I was seeing the forest through the eyes of fear, but I could choose to see it differently. And in that moment, my stomach unclenched, I stopped looking around apprehensively, and I saw.

I saw.

And it was truly like putting on a different pair of glasses. The first thing I noticed was the vivid green. And how lush and luxuriant it was. And then, how all of it—the trees and the ferns and the roots and the sun and the wind and the flowers and the birds—were engaged in what looked like an elegant dance. A complex, but cooperative, tapestry that all existed peacefully. How could I have seen threat in this? I stood still and took a deep breath and just soaked it in. And as I did that, the forest suddenly came alive to me.

Of course, the forest is alive, you might say. And maybe I knew that as a scientific fact, but that morning, I felt it.

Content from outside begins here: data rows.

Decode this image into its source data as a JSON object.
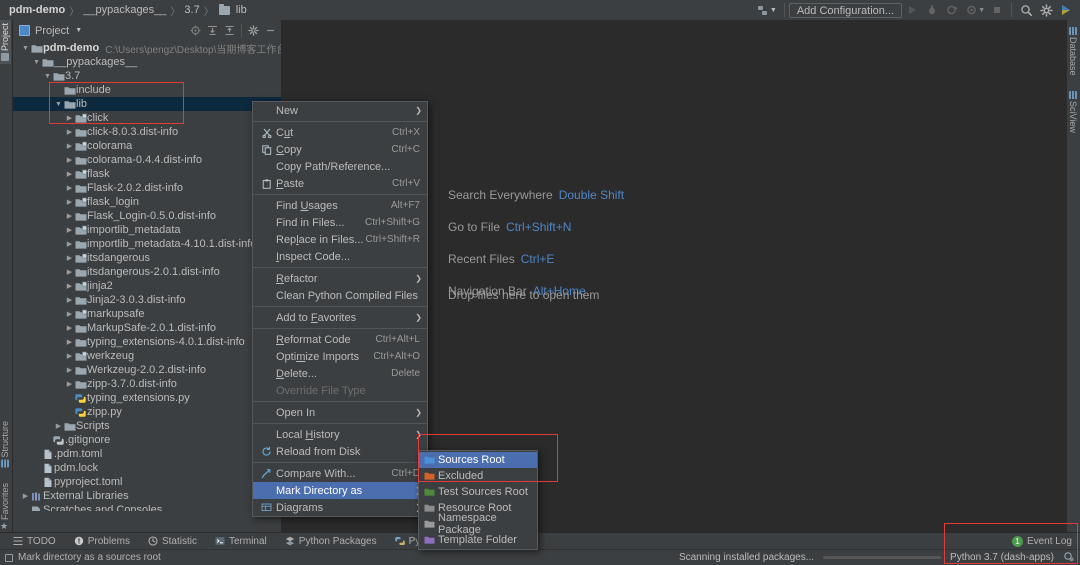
{
  "breadcrumbs": [
    {
      "label": "pdm-demo",
      "bold": true,
      "icon": null
    },
    {
      "label": "__pypackages__",
      "bold": false,
      "icon": null
    },
    {
      "label": "3.7",
      "bold": false,
      "icon": null
    },
    {
      "label": "lib",
      "bold": false,
      "icon": "folder-icon"
    }
  ],
  "toolbar": {
    "add_configuration": "Add Configuration...",
    "icons": [
      "project-structure-icon",
      "run-icon",
      "debug-icon",
      "run-coverage-icon",
      "profile-icon",
      "stop-icon",
      "search-icon",
      "settings-icon",
      "updates-icon"
    ]
  },
  "left_strip": {
    "tabs": [
      {
        "label": "Project",
        "selected": true
      },
      {
        "label": "Structure",
        "selected": false
      },
      {
        "label": "Favorites",
        "selected": false
      }
    ]
  },
  "right_strip": {
    "tabs": [
      {
        "label": "Database"
      },
      {
        "label": "SciView"
      }
    ]
  },
  "project_panel": {
    "title": "Project",
    "buttons": [
      "locate-icon",
      "expand-all-icon",
      "collapse-all-icon",
      "settings-icon",
      "hide-icon"
    ],
    "tree": [
      {
        "indent": 0,
        "arrow": "down",
        "icon": "folder-module",
        "label": "pdm-demo",
        "bold": true,
        "path": "C:\\Users\\pengz\\Desktop\\当期博客工作台\\pd",
        "selected": false
      },
      {
        "indent": 1,
        "arrow": "down",
        "icon": "folder",
        "label": "__pypackages__",
        "selected": false
      },
      {
        "indent": 2,
        "arrow": "down",
        "icon": "folder",
        "label": "3.7",
        "selected": false
      },
      {
        "indent": 3,
        "arrow": "none",
        "icon": "folder",
        "label": "include",
        "selected": false
      },
      {
        "indent": 3,
        "arrow": "down",
        "icon": "folder",
        "label": "lib",
        "selected": true
      },
      {
        "indent": 4,
        "arrow": "right",
        "icon": "folder-package",
        "label": "click",
        "selected": false
      },
      {
        "indent": 4,
        "arrow": "right",
        "icon": "folder",
        "label": "click-8.0.3.dist-info",
        "selected": false
      },
      {
        "indent": 4,
        "arrow": "right",
        "icon": "folder-package",
        "label": "colorama",
        "selected": false
      },
      {
        "indent": 4,
        "arrow": "right",
        "icon": "folder",
        "label": "colorama-0.4.4.dist-info",
        "selected": false
      },
      {
        "indent": 4,
        "arrow": "right",
        "icon": "folder-package",
        "label": "flask",
        "selected": false
      },
      {
        "indent": 4,
        "arrow": "right",
        "icon": "folder",
        "label": "Flask-2.0.2.dist-info",
        "selected": false
      },
      {
        "indent": 4,
        "arrow": "right",
        "icon": "folder-package",
        "label": "flask_login",
        "selected": false
      },
      {
        "indent": 4,
        "arrow": "right",
        "icon": "folder",
        "label": "Flask_Login-0.5.0.dist-info",
        "selected": false
      },
      {
        "indent": 4,
        "arrow": "right",
        "icon": "folder-package",
        "label": "importlib_metadata",
        "selected": false
      },
      {
        "indent": 4,
        "arrow": "right",
        "icon": "folder",
        "label": "importlib_metadata-4.10.1.dist-info",
        "selected": false
      },
      {
        "indent": 4,
        "arrow": "right",
        "icon": "folder-package",
        "label": "itsdangerous",
        "selected": false
      },
      {
        "indent": 4,
        "arrow": "right",
        "icon": "folder",
        "label": "itsdangerous-2.0.1.dist-info",
        "selected": false
      },
      {
        "indent": 4,
        "arrow": "right",
        "icon": "folder-package",
        "label": "jinja2",
        "selected": false
      },
      {
        "indent": 4,
        "arrow": "right",
        "icon": "folder",
        "label": "Jinja2-3.0.3.dist-info",
        "selected": false
      },
      {
        "indent": 4,
        "arrow": "right",
        "icon": "folder-package",
        "label": "markupsafe",
        "selected": false
      },
      {
        "indent": 4,
        "arrow": "right",
        "icon": "folder",
        "label": "MarkupSafe-2.0.1.dist-info",
        "selected": false
      },
      {
        "indent": 4,
        "arrow": "right",
        "icon": "folder",
        "label": "typing_extensions-4.0.1.dist-info",
        "selected": false
      },
      {
        "indent": 4,
        "arrow": "right",
        "icon": "folder-package",
        "label": "werkzeug",
        "selected": false
      },
      {
        "indent": 4,
        "arrow": "right",
        "icon": "folder",
        "label": "Werkzeug-2.0.2.dist-info",
        "selected": false
      },
      {
        "indent": 4,
        "arrow": "right",
        "icon": "folder",
        "label": "zipp-3.7.0.dist-info",
        "selected": false
      },
      {
        "indent": 4,
        "arrow": "none",
        "icon": "python-file",
        "label": "typing_extensions.py",
        "selected": false
      },
      {
        "indent": 4,
        "arrow": "none",
        "icon": "python-file",
        "label": "zipp.py",
        "selected": false
      },
      {
        "indent": 3,
        "arrow": "right",
        "icon": "folder",
        "label": "Scripts",
        "selected": false
      },
      {
        "indent": 2,
        "arrow": "none",
        "icon": "gitignore-file",
        "label": ".gitignore",
        "selected": false
      },
      {
        "indent": 1,
        "arrow": "none",
        "icon": "toml-file",
        "label": ".pdm.toml",
        "selected": false
      },
      {
        "indent": 1,
        "arrow": "none",
        "icon": "toml-file",
        "label": "pdm.lock",
        "selected": false
      },
      {
        "indent": 1,
        "arrow": "none",
        "icon": "toml-file",
        "label": "pyproject.toml",
        "selected": false
      },
      {
        "indent": 0,
        "arrow": "right",
        "icon": "libraries-icon",
        "label": "External Libraries",
        "selected": false
      },
      {
        "indent": 0,
        "arrow": "none",
        "icon": "scratches-icon",
        "label": "Scratches and Consoles",
        "selected": false
      }
    ]
  },
  "editor": {
    "hints": [
      {
        "label": "Search Everywhere",
        "key": "Double Shift"
      },
      {
        "label": "Go to File",
        "key": "Ctrl+Shift+N"
      },
      {
        "label": "Recent Files",
        "key": "Ctrl+E"
      },
      {
        "label": "Navigation Bar",
        "key": "Alt+Home"
      }
    ],
    "drop_text": "Drop files here to open them"
  },
  "context_menu": {
    "items": [
      {
        "label": "New",
        "accel": "",
        "icon": null,
        "submenu": true,
        "separator_after": true
      },
      {
        "label": "Cut",
        "accel": "Ctrl+X",
        "icon": "cut-icon",
        "underline": 1
      },
      {
        "label": "Copy",
        "accel": "Ctrl+C",
        "icon": "copy-icon",
        "underline": 0
      },
      {
        "label": "Copy Path/Reference...",
        "accel": "",
        "icon": null
      },
      {
        "label": "Paste",
        "accel": "Ctrl+V",
        "icon": "paste-icon",
        "underline": 0,
        "separator_after": true
      },
      {
        "label": "Find Usages",
        "accel": "Alt+F7",
        "icon": null,
        "underline": 5
      },
      {
        "label": "Find in Files...",
        "accel": "Ctrl+Shift+G",
        "icon": null
      },
      {
        "label": "Replace in Files...",
        "accel": "Ctrl+Shift+R",
        "icon": null,
        "underline": 3
      },
      {
        "label": "Inspect Code...",
        "accel": "",
        "icon": null,
        "underline": 0,
        "separator_after": true
      },
      {
        "label": "Refactor",
        "accel": "",
        "icon": null,
        "submenu": true,
        "underline": 0
      },
      {
        "label": "Clean Python Compiled Files",
        "accel": "",
        "icon": null,
        "separator_after": true
      },
      {
        "label": "Add to Favorites",
        "accel": "",
        "icon": null,
        "submenu": true,
        "underline": 7,
        "separator_after": true
      },
      {
        "label": "Reformat Code",
        "accel": "Ctrl+Alt+L",
        "icon": null,
        "underline": 0
      },
      {
        "label": "Optimize Imports",
        "accel": "Ctrl+Alt+O",
        "icon": null,
        "underline": 4
      },
      {
        "label": "Delete...",
        "accel": "Delete",
        "icon": null,
        "underline": 0
      },
      {
        "label": "Override File Type",
        "accel": "",
        "icon": null,
        "disabled": true,
        "separator_after": true
      },
      {
        "label": "Open In",
        "accel": "",
        "icon": null,
        "submenu": true,
        "separator_after": true
      },
      {
        "label": "Local History",
        "accel": "",
        "icon": null,
        "submenu": true,
        "underline": 6
      },
      {
        "label": "Reload from Disk",
        "accel": "",
        "icon": "reload-icon",
        "separator_after": true
      },
      {
        "label": "Compare With...",
        "accel": "Ctrl+D",
        "icon": "compare-icon"
      },
      {
        "label": "Mark Directory as",
        "accel": "",
        "icon": null,
        "submenu": true,
        "selected": true
      },
      {
        "label": "Diagrams",
        "accel": "",
        "icon": "diagrams-icon",
        "submenu": true
      }
    ]
  },
  "submenu": {
    "items": [
      {
        "label": "Sources Root",
        "color": "#4a90d9",
        "selected": true
      },
      {
        "label": "Excluded",
        "color": "#d2622a",
        "selected": false
      },
      {
        "label": "Test Sources Root",
        "color": "#4f8a3c",
        "selected": false
      },
      {
        "label": "Resource Root",
        "color": "#8c8c8c",
        "selected": false
      },
      {
        "label": "Namespace Package",
        "color": "#9a9a9a",
        "selected": false
      },
      {
        "label": "Template Folder",
        "color": "#8d6fbf",
        "selected": false
      }
    ]
  },
  "tool_windows": {
    "items": [
      {
        "label": "TODO",
        "icon": "todo-icon"
      },
      {
        "label": "Problems",
        "icon": "problems-icon"
      },
      {
        "label": "Statistic",
        "icon": "statistic-icon"
      },
      {
        "label": "Terminal",
        "icon": "terminal-icon"
      },
      {
        "label": "Python Packages",
        "icon": "packages-icon"
      },
      {
        "label": "Python Console",
        "icon": "console-icon"
      }
    ]
  },
  "status_bar": {
    "message": "Mark directory as a sources root",
    "scanning": "Scanning installed packages...",
    "interpreter": "Python 3.7 (dash-apps)",
    "event_log": "Event Log",
    "event_count": "1"
  },
  "colors": {
    "accent": "#4b6eaf",
    "selection": "#0d293e",
    "annotation": "#e03b3b",
    "link": "#4e87c7"
  }
}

I actually felt it breathing and pulsing. I could sense its aliveness. As I stood there, this feeling deepened, and I became aware that not only was it breathing and pulsing, but I could actually feel a quiet intelligence.

A consciousness.

This surprised, and delighted, me. And then quickly adding to my sense of delight, I suddenly felt what I can only describe as, being regarded. I had a sense that the forest was aware of me in the same way that I was aware of it. As I saw the forest, the forest saw me.

There was nothing neutral about this feeling either. I felt absolute appreciation coming back at me. And, this might sound far-out there, but in that moment, I actually felt love.

So, there it is again. Fear and love. And the choice we always have.

Gone were the worries about wild animals and in its place came this rich experience, this other way of seeing the same forest. Gone was the fear. And there was the love.

Of course, I wish I’d known this fact when I was a kid. That love is always there underneath, or alongside, the fear. You just have to get the fear out of the way. Easier said than done. I know that. But I also know it can be done. Gradually, incrementally, over time, and with gentle reminders like this one.

I’m glad I was able to start laughing at myself that day. I’m glad the forest revealed itself to me. I’m glad that I know the world is mine to see as I choose and I can make it a fearful or a loving place.

And now a question for you, dear reader. What do you see as a threat that might really be a beauty? And do you think you keep yourself from a truer reality by how you choose to see?